Alcohol Stimulates Activation of Snail, Epidermal Growth Factor Receptor Signaling, and Biomarkers of Epithelial–Mesenchymal Transition in Colon and Breast Cancer Cells
Article first published online: 23 OCT 2009
Copyright © 2009 by the Research Society on Alcoholism
Alcoholism: Clinical and Experimental Research
Volume 34, Issue 1, pages 19–31, January 2010
How to Cite
Forsyth, C. B., Tang, Y., Shaikh, M., Zhang, L. and Keshavarzian, A. (2010), Alcohol Stimulates Activation of Snail, Epidermal Growth Factor Receptor Signaling, and Biomarkers of Epithelial–Mesenchymal Transition in Colon and Breast Cancer Cells. Alcoholism: Clinical and Experimental Research, 34: 19–31. doi: 10.1111/j.1530-0277.2009.01061.x
- Issue published online: 17 DEC 2009
- Article first published online: 23 OCT 2009
- Received for publication March 10, 2009; accepted July 27, 2009.
- Epithelial–Mesenchymal Transition;
- Epidermal Growth Factor Receptor;
Background: Alcohol consumption is associated with the risk of progressive cancers including colon and breast cancer. The mechanisms for the alcohol-induced aggressive behavior of these epithelial cancer cells have not been fully identified. Epithelial–mesenchymal transition (EMT) is a developmental program recently shown to play a role in cancer progression and metastases. We hypothesized that alcohol might promote cancer progression by inducing EMT in cancer cells and tested this hypothesis by assessing alcohol-stimulated changes in phenotypic markers of EMT as well as the EMT transcription factor Snail and its related cell signaling.
Methods: Colon and breast cancer cell lines and a normal intestinal epithelial cell line were tested as well as colonic mucosal biopsy samples from alcoholic subjects. Cells were treated with alcohol and assessed for EMT-related changes using immunofluorescent microscopy, western blotting, reporter assays, RT-PCR, and knockdown of Snail with siRNA.

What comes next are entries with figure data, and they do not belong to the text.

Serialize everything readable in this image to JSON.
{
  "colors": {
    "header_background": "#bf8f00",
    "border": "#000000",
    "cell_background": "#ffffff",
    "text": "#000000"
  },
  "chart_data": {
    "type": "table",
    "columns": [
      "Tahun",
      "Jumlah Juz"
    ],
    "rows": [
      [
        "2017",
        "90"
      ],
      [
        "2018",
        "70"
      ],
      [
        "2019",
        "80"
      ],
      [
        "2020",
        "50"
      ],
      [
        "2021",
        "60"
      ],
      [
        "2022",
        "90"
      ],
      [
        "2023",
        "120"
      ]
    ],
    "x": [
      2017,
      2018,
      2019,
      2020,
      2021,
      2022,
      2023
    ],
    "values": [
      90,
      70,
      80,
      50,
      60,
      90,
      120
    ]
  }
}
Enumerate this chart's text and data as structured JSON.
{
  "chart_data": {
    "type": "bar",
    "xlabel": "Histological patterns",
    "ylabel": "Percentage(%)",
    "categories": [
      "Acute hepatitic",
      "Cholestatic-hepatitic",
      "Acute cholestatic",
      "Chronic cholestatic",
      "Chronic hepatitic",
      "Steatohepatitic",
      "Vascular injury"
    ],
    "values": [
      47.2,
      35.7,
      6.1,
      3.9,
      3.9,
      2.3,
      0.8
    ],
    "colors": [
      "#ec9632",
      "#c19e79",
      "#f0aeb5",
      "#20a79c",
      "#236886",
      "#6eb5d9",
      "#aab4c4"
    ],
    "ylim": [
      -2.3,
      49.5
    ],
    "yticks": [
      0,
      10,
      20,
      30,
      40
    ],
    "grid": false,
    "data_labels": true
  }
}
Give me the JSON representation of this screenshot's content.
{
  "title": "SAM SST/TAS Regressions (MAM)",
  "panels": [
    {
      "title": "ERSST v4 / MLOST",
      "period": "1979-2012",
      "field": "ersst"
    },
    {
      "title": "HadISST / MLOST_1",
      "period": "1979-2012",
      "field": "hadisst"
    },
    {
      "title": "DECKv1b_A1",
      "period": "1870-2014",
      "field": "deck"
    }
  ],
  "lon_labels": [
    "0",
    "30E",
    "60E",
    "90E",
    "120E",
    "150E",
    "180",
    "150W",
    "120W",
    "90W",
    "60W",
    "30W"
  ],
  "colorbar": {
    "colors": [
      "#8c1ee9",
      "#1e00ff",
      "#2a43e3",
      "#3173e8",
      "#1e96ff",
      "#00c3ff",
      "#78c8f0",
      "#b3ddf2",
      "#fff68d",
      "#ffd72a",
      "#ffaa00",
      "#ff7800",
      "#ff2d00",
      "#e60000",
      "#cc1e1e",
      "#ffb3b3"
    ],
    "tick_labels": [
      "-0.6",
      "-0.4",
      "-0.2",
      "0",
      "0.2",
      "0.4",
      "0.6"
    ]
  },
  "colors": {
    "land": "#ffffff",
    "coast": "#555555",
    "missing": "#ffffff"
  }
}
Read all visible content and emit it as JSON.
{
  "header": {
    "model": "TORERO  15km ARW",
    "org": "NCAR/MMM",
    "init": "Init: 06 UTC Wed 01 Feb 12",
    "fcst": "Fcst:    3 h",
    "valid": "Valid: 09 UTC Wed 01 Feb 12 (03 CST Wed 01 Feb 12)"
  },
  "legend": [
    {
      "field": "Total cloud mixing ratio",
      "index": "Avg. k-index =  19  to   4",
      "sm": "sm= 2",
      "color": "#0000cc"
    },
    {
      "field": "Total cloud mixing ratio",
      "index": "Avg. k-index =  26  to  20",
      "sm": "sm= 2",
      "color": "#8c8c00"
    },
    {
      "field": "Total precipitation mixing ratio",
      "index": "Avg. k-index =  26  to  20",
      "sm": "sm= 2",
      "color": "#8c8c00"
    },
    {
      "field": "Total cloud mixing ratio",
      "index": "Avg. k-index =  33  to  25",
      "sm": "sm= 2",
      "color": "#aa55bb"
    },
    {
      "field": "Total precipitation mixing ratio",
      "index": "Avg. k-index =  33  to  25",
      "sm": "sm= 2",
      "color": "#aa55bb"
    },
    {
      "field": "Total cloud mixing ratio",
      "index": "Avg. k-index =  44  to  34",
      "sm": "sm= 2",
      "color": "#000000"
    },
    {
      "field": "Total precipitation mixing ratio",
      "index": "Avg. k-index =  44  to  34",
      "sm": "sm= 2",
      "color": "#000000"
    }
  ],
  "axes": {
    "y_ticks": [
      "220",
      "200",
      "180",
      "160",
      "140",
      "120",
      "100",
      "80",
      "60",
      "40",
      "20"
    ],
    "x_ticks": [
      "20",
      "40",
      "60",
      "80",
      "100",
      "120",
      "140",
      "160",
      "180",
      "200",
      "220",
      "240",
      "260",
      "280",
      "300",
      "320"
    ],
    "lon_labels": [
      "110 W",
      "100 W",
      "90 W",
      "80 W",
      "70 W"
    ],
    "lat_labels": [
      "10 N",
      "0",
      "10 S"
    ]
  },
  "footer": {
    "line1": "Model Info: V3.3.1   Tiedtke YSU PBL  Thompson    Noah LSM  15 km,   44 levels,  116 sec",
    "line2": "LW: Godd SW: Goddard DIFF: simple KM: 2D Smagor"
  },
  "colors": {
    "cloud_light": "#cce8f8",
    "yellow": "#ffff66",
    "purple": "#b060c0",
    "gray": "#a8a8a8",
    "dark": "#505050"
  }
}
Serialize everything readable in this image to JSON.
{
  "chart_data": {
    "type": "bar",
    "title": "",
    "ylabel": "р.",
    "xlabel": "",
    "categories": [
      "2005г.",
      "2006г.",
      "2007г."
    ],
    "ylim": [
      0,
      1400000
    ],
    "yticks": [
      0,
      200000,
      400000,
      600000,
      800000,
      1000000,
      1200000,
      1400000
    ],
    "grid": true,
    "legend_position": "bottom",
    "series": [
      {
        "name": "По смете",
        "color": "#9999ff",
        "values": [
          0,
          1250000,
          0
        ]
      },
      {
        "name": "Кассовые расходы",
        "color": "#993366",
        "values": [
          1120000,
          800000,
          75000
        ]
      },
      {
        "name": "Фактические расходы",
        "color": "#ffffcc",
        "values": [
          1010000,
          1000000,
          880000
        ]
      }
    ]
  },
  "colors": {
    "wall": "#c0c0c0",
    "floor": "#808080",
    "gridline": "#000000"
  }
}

Results: We show alcohol upregulated the signature EMT phenotypic marker vimentin as well as matrix metalloprotease (MMP)-2, MMP-7, and MMP-9 and cell migration in colon and breast cancer cells—all characteristics of EMT. Alcohol also stimulated nuclear localization of Snail phosphorylated at Ser246, transcription from a Snail reporter plasmid, and Snail mRNA expression by RT-PCR. Snail siRNA knockdown prevented alcohol-stimulated vimentin expression. In vivo, Snail expression was significantly elevated in colonic mucosal biopsies from alcoholics. Also, we found alcohol stimulated activation of epidermal growth factor receptor (EGFR) signaling and an EGFR inhibitor blocked alcohol-induced cell migration and Snail mRNA expression.
Conclusions: Collectively, our data support a novel mechanism for alcohol promoting cancer progression through stimulating the EMT program in cancer cells via an EGFR-Snail mediated pathway. This study reveals new pathways for alcohol-mediated promotion of cancer that could be targeted for therapy or prevention of alcohol-related cancers.